A token will be given to the fund. The token can then be traded like any other asset. This means that the funds are broken into digital tokens on the blockchain. The assumption is that the value of the token may increase as the films progress. Based on current projections, Coinnow is targeting annual returns in the range of 17 to 22 percent for token holders over a six-year investment horizon.
Filmni Global’s Jain already has some experience in the cinema world, having founded The Story Inc., a book-to-screen adaptation firm in India, in 2018. It has found space for more than 200 books in all the production houses of the country.

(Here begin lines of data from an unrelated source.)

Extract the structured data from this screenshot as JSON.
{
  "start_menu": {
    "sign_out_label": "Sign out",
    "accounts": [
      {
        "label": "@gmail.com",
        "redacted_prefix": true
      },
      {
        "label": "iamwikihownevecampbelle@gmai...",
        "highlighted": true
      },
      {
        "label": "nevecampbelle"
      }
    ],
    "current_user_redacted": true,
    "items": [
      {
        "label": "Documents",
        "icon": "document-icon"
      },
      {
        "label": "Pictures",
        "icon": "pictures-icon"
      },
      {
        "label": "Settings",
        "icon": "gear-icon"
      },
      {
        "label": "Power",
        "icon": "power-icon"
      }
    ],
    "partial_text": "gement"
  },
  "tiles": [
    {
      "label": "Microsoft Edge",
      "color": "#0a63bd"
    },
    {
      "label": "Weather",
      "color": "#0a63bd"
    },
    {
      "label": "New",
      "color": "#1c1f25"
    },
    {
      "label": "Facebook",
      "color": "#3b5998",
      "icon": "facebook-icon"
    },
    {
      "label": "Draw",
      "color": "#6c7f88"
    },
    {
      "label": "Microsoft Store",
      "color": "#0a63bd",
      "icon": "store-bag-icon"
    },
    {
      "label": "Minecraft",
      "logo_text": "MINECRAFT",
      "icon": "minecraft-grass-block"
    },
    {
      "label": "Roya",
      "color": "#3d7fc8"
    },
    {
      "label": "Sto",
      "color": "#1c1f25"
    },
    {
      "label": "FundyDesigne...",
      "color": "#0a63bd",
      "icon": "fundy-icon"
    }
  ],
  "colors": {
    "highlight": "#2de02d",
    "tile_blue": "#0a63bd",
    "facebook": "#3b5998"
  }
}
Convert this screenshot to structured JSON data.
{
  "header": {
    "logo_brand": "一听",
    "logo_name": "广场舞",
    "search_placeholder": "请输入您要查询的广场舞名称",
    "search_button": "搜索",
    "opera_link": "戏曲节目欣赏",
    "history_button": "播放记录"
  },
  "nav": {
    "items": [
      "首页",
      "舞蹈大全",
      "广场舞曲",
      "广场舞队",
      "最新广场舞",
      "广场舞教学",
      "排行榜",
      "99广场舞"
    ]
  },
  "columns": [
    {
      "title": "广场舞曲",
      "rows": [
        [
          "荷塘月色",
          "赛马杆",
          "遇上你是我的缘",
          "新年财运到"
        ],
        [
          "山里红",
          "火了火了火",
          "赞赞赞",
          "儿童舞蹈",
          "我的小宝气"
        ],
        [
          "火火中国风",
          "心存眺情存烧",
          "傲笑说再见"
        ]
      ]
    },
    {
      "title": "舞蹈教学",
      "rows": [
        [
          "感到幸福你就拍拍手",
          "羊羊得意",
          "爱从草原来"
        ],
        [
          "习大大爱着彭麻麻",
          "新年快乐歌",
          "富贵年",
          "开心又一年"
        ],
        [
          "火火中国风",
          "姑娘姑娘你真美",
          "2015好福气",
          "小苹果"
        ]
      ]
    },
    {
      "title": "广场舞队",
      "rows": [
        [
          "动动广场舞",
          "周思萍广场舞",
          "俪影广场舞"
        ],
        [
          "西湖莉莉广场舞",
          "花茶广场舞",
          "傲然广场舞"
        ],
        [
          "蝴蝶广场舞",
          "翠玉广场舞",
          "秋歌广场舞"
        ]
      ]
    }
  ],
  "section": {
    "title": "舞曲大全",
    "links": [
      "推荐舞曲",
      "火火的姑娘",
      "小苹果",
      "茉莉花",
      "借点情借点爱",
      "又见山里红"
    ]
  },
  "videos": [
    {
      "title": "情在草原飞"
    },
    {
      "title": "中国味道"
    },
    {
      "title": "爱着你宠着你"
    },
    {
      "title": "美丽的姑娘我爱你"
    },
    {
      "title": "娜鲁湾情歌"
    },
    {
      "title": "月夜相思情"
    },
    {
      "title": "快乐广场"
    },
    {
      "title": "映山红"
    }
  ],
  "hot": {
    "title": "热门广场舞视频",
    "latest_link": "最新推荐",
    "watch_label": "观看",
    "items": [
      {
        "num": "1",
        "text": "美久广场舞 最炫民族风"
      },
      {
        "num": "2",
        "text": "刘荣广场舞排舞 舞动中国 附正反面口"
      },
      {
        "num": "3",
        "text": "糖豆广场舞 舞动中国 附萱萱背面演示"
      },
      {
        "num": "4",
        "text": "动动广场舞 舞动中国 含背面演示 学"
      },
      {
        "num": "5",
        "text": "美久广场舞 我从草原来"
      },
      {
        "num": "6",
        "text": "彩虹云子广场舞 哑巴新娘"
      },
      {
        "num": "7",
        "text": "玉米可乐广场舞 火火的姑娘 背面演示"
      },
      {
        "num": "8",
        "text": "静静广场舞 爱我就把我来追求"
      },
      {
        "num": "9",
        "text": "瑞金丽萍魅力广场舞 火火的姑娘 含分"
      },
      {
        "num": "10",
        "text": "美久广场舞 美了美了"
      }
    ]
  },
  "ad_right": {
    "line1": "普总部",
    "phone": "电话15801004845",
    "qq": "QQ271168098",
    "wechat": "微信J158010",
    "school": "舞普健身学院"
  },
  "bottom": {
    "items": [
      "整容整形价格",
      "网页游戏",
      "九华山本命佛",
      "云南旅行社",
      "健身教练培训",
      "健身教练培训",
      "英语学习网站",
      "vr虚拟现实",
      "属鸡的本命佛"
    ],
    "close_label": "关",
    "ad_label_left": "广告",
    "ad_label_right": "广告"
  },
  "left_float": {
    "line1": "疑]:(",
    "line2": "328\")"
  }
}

He became a producer with Netflix’s Trial by Fire, and was part of the team that launched Hotstar a decade ago. Both his partners – London-based entertainment lawyer Srijani Chatterjee and New York-based investment banker and former actor Neeraj Arjan – are part of the ecosystem.
Through Story Inc., he says he has a “huge” database of thousands of stories. “We have to choose the right story and prepare it, and set it up with the right production house,” he says, adding, “For the last two years, the problem is that a lot of filmmakers have been pitching projects. But there was no funding because streamers have reduced the share of financing for original films.” This is where the new moneybags come in. Only this time, they are not builders or businessmen caught up in glamour, but have funds for returns on their mind.